Qui plus est, les premiers épisodes donnent une impression de surplace, comme si les showrunners, satisfaits d’avoir gagné leurs galons « auteuristes » il y a trois ans, s’abandonnaient à l’autosatisfaction. Le fait que ces épisodes constituent un vaste déballage de la mythologie aussi complexe qu’hétérogène de l’univers créé par Gaiman en ravira certains, qui aimeront le foisonnement de personnages excentriques et bariolés, et en irritera bien d’autres, tant on frôle l’indigestion. Et quand on rentre dans le vif du sujet – le passé de Morpheus -, on a le sentiment désagréable d’une prolifération de protagonistes et d’une multitude d’intrigues qui flottent littéralement, loin de toute narration concrète et toute logique. Quelques bonnes idées surnagent, heureusement : l’introduction de nouveaux personnages, comme le cynique chien Barnabas ou, on l’a dit, la belle figure de Delirium, qui apportent un peu de fraîcheur, mais aussi la relation amoureuse contrariée entre Constantine et la seconde version du Corinthian, ou encore l’enthousiasme guerrier de Nuala, libérée des charmes du royaume où elle est prisonnière. Mais ces brefs éclairs d’originalité ne compensent pas la pesanteur d’une narration ralentie et par trop cérébrale. Quant à l’obstination des scénaristes à n’accepter la mort d’aucun personnage, et à les faire revenir à la fin d’une manière ou d’une autre – après tout, voici un univers fantastique où tout est permis -, elle est tout simplement lâche et grotesque.

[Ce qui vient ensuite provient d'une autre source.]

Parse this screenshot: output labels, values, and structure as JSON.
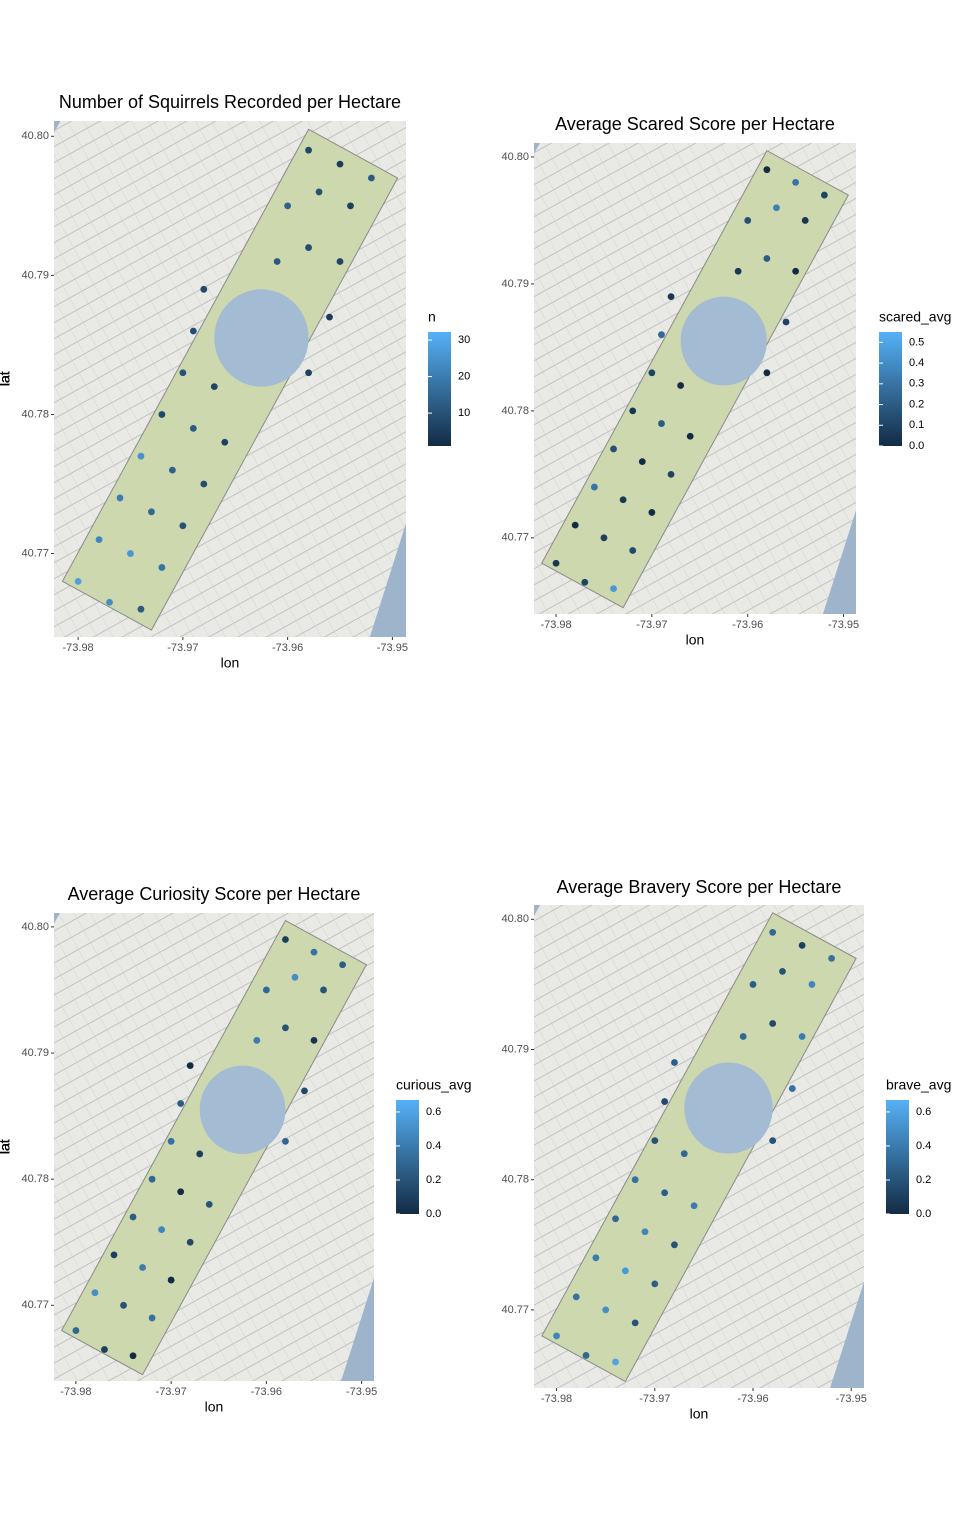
{
  "chart_data": [
    {
      "type": "scatter",
      "title": "Number of Squirrels Recorded per Hectare",
      "x_label": "lon",
      "y_label": "lat",
      "legend_title": "n",
      "x": [
        -73.98,
        -73.977,
        -73.974,
        -73.978,
        -73.975,
        -73.972,
        -73.976,
        -73.973,
        -73.97,
        -73.974,
        -73.971,
        -73.968,
        -73.972,
        -73.969,
        -73.966,
        -73.97,
        -73.967,
        -73.969,
        -73.968,
        -73.958,
        -73.956,
        -73.961,
        -73.958,
        -73.955,
        -73.96,
        -73.957,
        -73.954,
        -73.958,
        -73.955,
        -73.952
      ],
      "y": [
        40.768,
        40.7665,
        40.766,
        40.771,
        40.77,
        40.769,
        40.774,
        40.773,
        40.772,
        40.777,
        40.776,
        40.775,
        40.78,
        40.779,
        40.778,
        40.783,
        40.782,
        40.786,
        40.789,
        40.783,
        40.787,
        40.791,
        40.792,
        40.791,
        40.795,
        40.796,
        40.795,
        40.799,
        40.798,
        40.797
      ],
      "values": [
        28,
        24,
        12,
        22,
        26,
        18,
        20,
        15,
        10,
        25,
        14,
        9,
        8,
        12,
        6,
        10,
        7,
        9,
        8,
        6,
        5,
        12,
        9,
        7,
        14,
        10,
        6,
        8,
        5,
        12
      ],
      "xlim": [
        -73.9823,
        -73.9487
      ],
      "ylim": [
        40.764,
        40.8011
      ],
      "xticks": [
        -73.98,
        -73.97,
        -73.96,
        -73.95
      ],
      "yticks": [
        40.77,
        40.78,
        40.79,
        {
          "value": 40.8,
          "label": "40.80"
        }
      ],
      "color_low": "#132b43",
      "color_high": "#56b1f7",
      "color_lim": [
        1,
        32.2
      ],
      "color_ticks": [
        10,
        20,
        30
      ]
    },
    {
      "type": "scatter",
      "title": "Average Scared Score per Hectare",
      "x_label": "lon",
      "y_label": "lat",
      "legend_title": "scared_avg",
      "x": [
        -73.98,
        -73.977,
        -73.974,
        -73.978,
        -73.975,
        -73.972,
        -73.976,
        -73.973,
        -73.97,
        -73.974,
        -73.971,
        -73.968,
        -73.972,
        -73.969,
        -73.966,
        -73.97,
        -73.967,
        -73.969,
        -73.968,
        -73.958,
        -73.956,
        -73.961,
        -73.958,
        -73.955,
        -73.96,
        -73.957,
        -73.954,
        -73.958,
        -73.955,
        -73.952
      ],
      "y": [
        40.768,
        40.7665,
        40.766,
        40.771,
        40.77,
        40.769,
        40.774,
        40.773,
        40.772,
        40.777,
        40.776,
        40.775,
        40.78,
        40.779,
        40.778,
        40.783,
        40.782,
        40.786,
        40.789,
        40.783,
        40.787,
        40.791,
        40.792,
        40.791,
        40.795,
        40.796,
        40.795,
        40.799,
        40.798,
        40.797
      ],
      "values": [
        0.05,
        0.1,
        0.45,
        0.0,
        0.08,
        0.12,
        0.3,
        0.05,
        0.0,
        0.15,
        0.0,
        0.1,
        0.05,
        0.2,
        0.0,
        0.1,
        0.0,
        0.25,
        0.05,
        0.0,
        0.1,
        0.05,
        0.2,
        0.0,
        0.15,
        0.35,
        0.05,
        0.0,
        0.3,
        0.1
      ],
      "xlim": [
        -73.9823,
        -73.9487
      ],
      "ylim": [
        40.764,
        40.8011
      ],
      "xticks": [
        -73.98,
        -73.97,
        -73.96,
        -73.95
      ],
      "yticks": [
        40.77,
        40.78,
        40.79,
        {
          "value": 40.8,
          "label": "40.80"
        }
      ],
      "color_low": "#132b43",
      "color_high": "#56b1f7",
      "color_lim": [
        0,
        0.55
      ],
      "color_ticks": [
        {
          "value": 0,
          "label": "0.0"
        },
        0.1,
        0.2,
        0.3,
        0.4,
        0.5
      ]
    },
    {
      "type": "scatter",
      "title": "Average Curiosity Score per Hectare",
      "x_label": "lon",
      "y_label": "lat",
      "legend_title": "curious_avg",
      "x": [
        -73.98,
        -73.977,
        -73.974,
        -73.978,
        -73.975,
        -73.972,
        -73.976,
        -73.973,
        -73.97,
        -73.974,
        -73.971,
        -73.968,
        -73.972,
        -73.969,
        -73.966,
        -73.97,
        -73.967,
        -73.969,
        -73.968,
        -73.958,
        -73.956,
        -73.961,
        -73.958,
        -73.955,
        -73.96,
        -73.957,
        -73.954,
        -73.958,
        -73.955,
        -73.952
      ],
      "y": [
        40.768,
        40.7665,
        40.766,
        40.771,
        40.77,
        40.769,
        40.774,
        40.773,
        40.772,
        40.777,
        40.776,
        40.775,
        40.78,
        40.779,
        40.778,
        40.783,
        40.782,
        40.786,
        40.789,
        40.783,
        40.787,
        40.791,
        40.792,
        40.791,
        40.795,
        40.796,
        40.795,
        40.799,
        40.798,
        40.797
      ],
      "values": [
        0.3,
        0.1,
        0.0,
        0.5,
        0.2,
        0.35,
        0.1,
        0.4,
        0.0,
        0.25,
        0.45,
        0.15,
        0.3,
        0.0,
        0.2,
        0.35,
        0.1,
        0.25,
        0.0,
        0.3,
        0.15,
        0.4,
        0.2,
        0.05,
        0.3,
        0.5,
        0.2,
        0.1,
        0.35,
        0.25
      ],
      "xlim": [
        -73.9823,
        -73.9487
      ],
      "ylim": [
        40.764,
        40.8011
      ],
      "xticks": [
        -73.98,
        -73.97,
        -73.96,
        -73.95
      ],
      "yticks": [
        40.77,
        40.78,
        40.79,
        {
          "value": 40.8,
          "label": "40.80"
        }
      ],
      "color_low": "#132b43",
      "color_high": "#56b1f7",
      "color_lim": [
        0,
        0.67
      ],
      "color_ticks": [
        {
          "value": 0,
          "label": "0.0"
        },
        0.2,
        0.4,
        0.6
      ]
    },
    {
      "type": "scatter",
      "title": "Average Bravery Score per Hectare",
      "x_label": "lon",
      "y_label": "lat",
      "legend_title": "brave_avg",
      "x": [
        -73.98,
        -73.977,
        -73.974,
        -73.978,
        -73.975,
        -73.972,
        -73.976,
        -73.973,
        -73.97,
        -73.974,
        -73.971,
        -73.968,
        -73.972,
        -73.969,
        -73.966,
        -73.97,
        -73.967,
        -73.969,
        -73.968,
        -73.958,
        -73.956,
        -73.961,
        -73.958,
        -73.955,
        -73.96,
        -73.957,
        -73.954,
        -73.958,
        -73.955,
        -73.952
      ],
      "y": [
        40.768,
        40.7665,
        40.766,
        40.771,
        40.77,
        40.769,
        40.774,
        40.773,
        40.772,
        40.777,
        40.776,
        40.775,
        40.78,
        40.779,
        40.778,
        40.783,
        40.782,
        40.786,
        40.789,
        40.783,
        40.787,
        40.791,
        40.792,
        40.791,
        40.795,
        40.796,
        40.795,
        40.799,
        40.798,
        40.797
      ],
      "values": [
        0.45,
        0.3,
        0.6,
        0.35,
        0.5,
        0.2,
        0.4,
        0.55,
        0.25,
        0.3,
        0.45,
        0.2,
        0.35,
        0.25,
        0.4,
        0.2,
        0.3,
        0.15,
        0.25,
        0.2,
        0.35,
        0.3,
        0.15,
        0.4,
        0.25,
        0.2,
        0.45,
        0.3,
        0.1,
        0.35
      ],
      "xlim": [
        -73.9823,
        -73.9487
      ],
      "ylim": [
        40.764,
        40.8011
      ],
      "xticks": [
        -73.98,
        -73.97,
        -73.96,
        -73.95
      ],
      "yticks": [
        40.77,
        40.78,
        40.79,
        {
          "value": 40.8,
          "label": "40.80"
        }
      ],
      "color_low": "#132b43",
      "color_high": "#56b1f7",
      "color_lim": [
        0,
        0.67
      ],
      "color_ticks": [
        {
          "value": 0,
          "label": "0.0"
        },
        0.2,
        0.4,
        0.6
      ]
    }
  ]
}
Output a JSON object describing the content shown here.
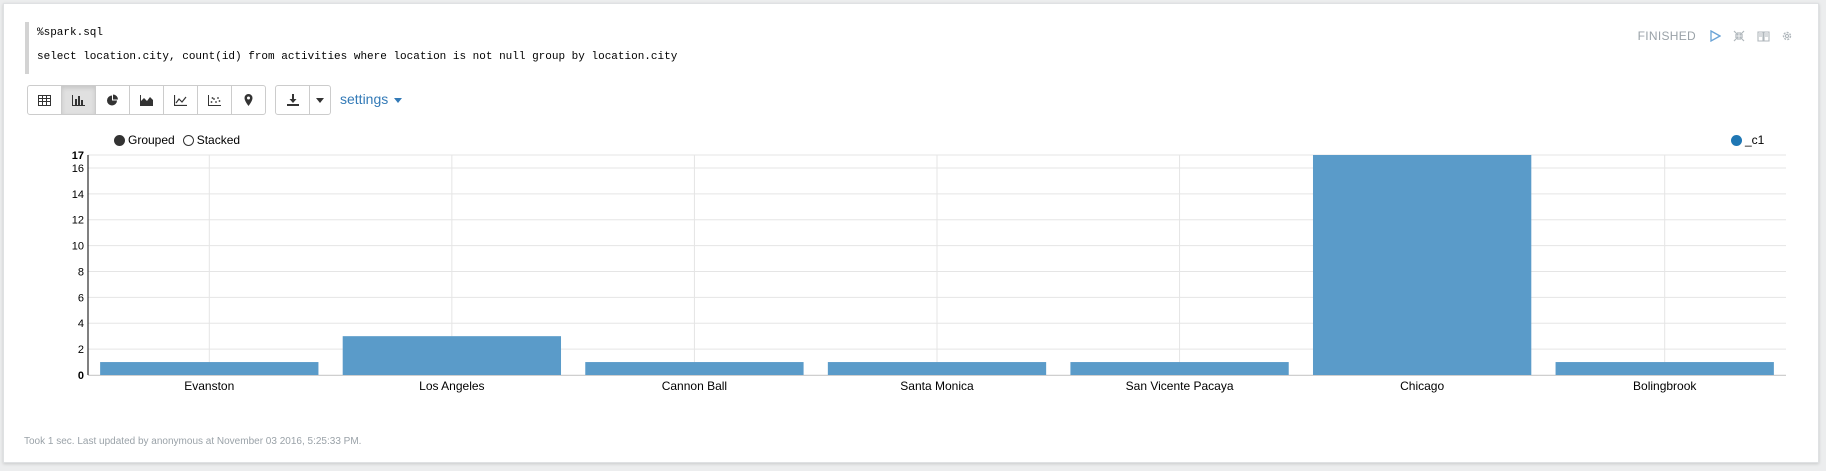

Sandman ne manque pourtant pas de moyens, et continue de nous impressionner visuellement : certains décors, certaines apparitions, certaines idées transcendent l’esthétique convenue de l’heroic fantasy, évidemment opérante ici, comme dans toutes les séries de genre sur les plateformes. Mais les belles images et les jolies surprises masquent mal le manque d’émotion, l’absence d’urgence, la fadeur de la « chair ».
Et puis il y a tout le bruit autour de la série, hors de l’écran : les polémiques qui reviennent quant à son « ultra-wokisme » qui irrite tous ceux qui sont hostiles à ces concepts, les controverses autour de Neil Gaiman et de ses ennuis judiciaires, les tensions sur le tournage. D’où le doute, inévitable : les décideurs de chez Netflix savaient-ils encore quoi faire de cette série, passée du « produit d’appel » à « sujet embarrassant »… Ce n’est d’ailleurs pas une surprise que la série, après une rapide apparition en haut des classements, ne rencontre pas cette fois son public…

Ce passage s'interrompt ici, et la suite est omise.